ウォーシュ議長は「今は、我々の生涯で各国経済に最も大きな影響を及ぼす変化が起きている時期だ」とし、「インターネットが初めて登場した時、ウーバーの運転手150万人分の雇用が生まれると誰が予想しただろうか。我々は今、この革命の第一章を開き始めたばかりだ」と述べた。
金融安定を脅かしかねない代表的なリスクとしては、資産バブルと市場操作が挙げられた。国際決済銀行(BIS)は、現在のAI投資ブームの規模と速度が、1840年代の英国の鉄道投資ブームや1920年代の資産バブル、ドットコム・バブルなど、過去の大規模な資産バブル形成期と似ているとして、短期的な下振れリスクに警鐘を鳴らした。
アポロ・グローバル・マネジメントのトルステン・スロック氏は、AIインフラ投資に集中する設備投資(CAPEX)が米国の国内総生産(GDP)をすでに1%ポイント押し上げており、そうした中でAI関連株のバブルも、この数週間で調整局面に入ったと分析した。

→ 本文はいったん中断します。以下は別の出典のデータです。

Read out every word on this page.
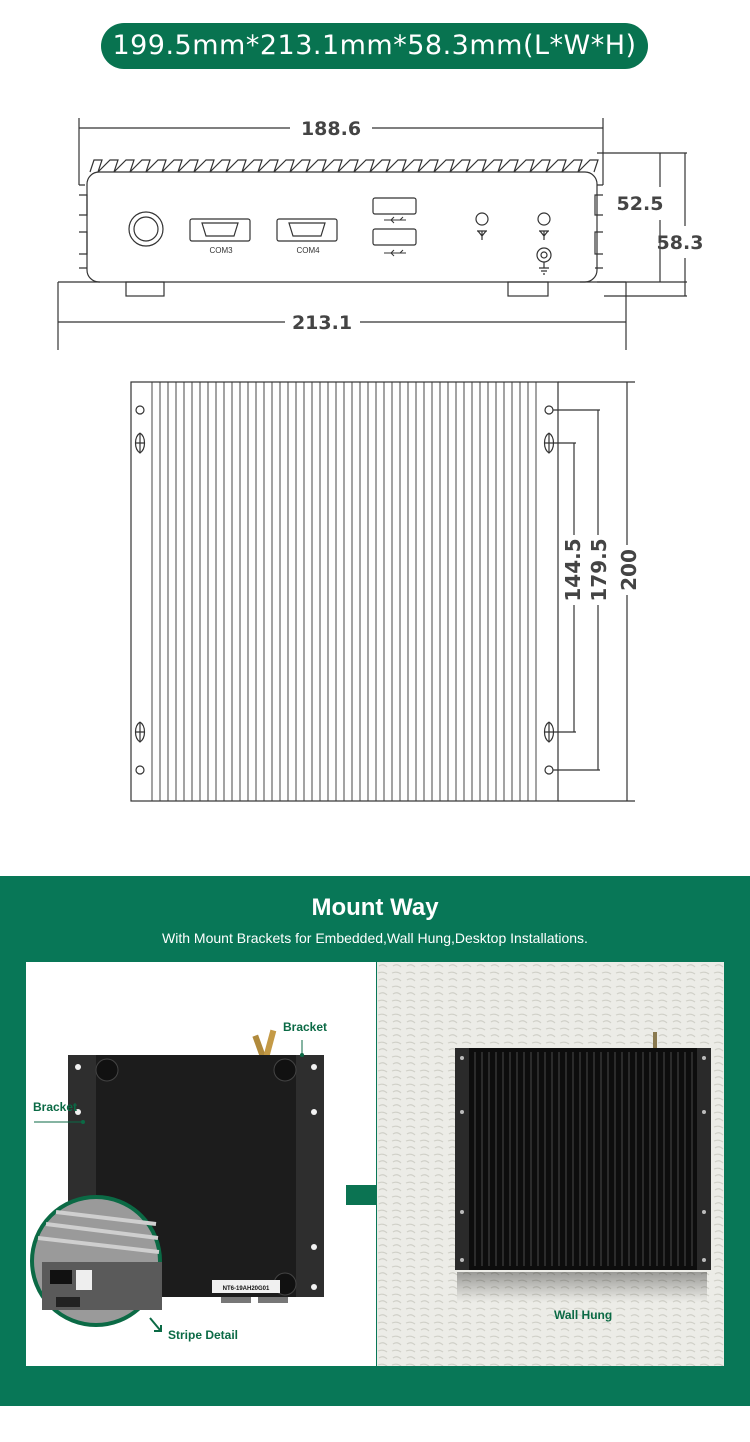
199.5mm*213.1mm*58.3mm(L*W*H)
188.6
213.1
52.5
58.3
COM3	COM4
144.5 179.5 200
Mount Way
With Mount Brackets for Embedded,Wall Hung,Desktop Installations.
NT6-19AH20G01
Bracket
Bracket
Stripe Detail
Wall Hung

スロック氏は「AIが期待以上の成果を出しても、期待に届かなかったとしても、金融安定が脅かされる可能性がある」とし、どのシナリオでも安心はできないと警告した。
ペンシルベニア大学のイタイ・ゴールドスタイン教授は「AIアルゴリズムが価格操作の方法を互いに学習し、バブルを膨らませて急落を引き起こす能力を実際に示している」とし、「これは金融安定にさらに深刻な影響を及ぼす可能性がある」と指摘した。
AIが信用評価や融資審査に深く活用される場合、既存の金融監督体制が十分に機能しなくなる可能性があるとの懸念も示された。
国際通貨基金(IMF)のトビアス・エイドリアン金融資本市場局長は「監督当局はAIエージェントによる融資判断をどう評価できるのか」とし、「事実上ブラックボックスと変わらず、なぜその判断が下されたのかを説明するのは難しい。これが中核的な監督課題になるだろう」と述べた。
イングランド銀行(BOE)のサラ・ブリーデン副総裁は、サイバー攻撃に脆弱な金融機関を保護するため、預金保険に似た安全装置の導入が必要だと提案した。
カナダ銀行のティフ・マックレム総裁は「インターネットも予想できなかった新たな産業を生み出したが、ドットコム・バブルは避けられなかった」とし、AI投資ブームも過熱後に調整を迫られる可能性を排除できないとの見方を示した。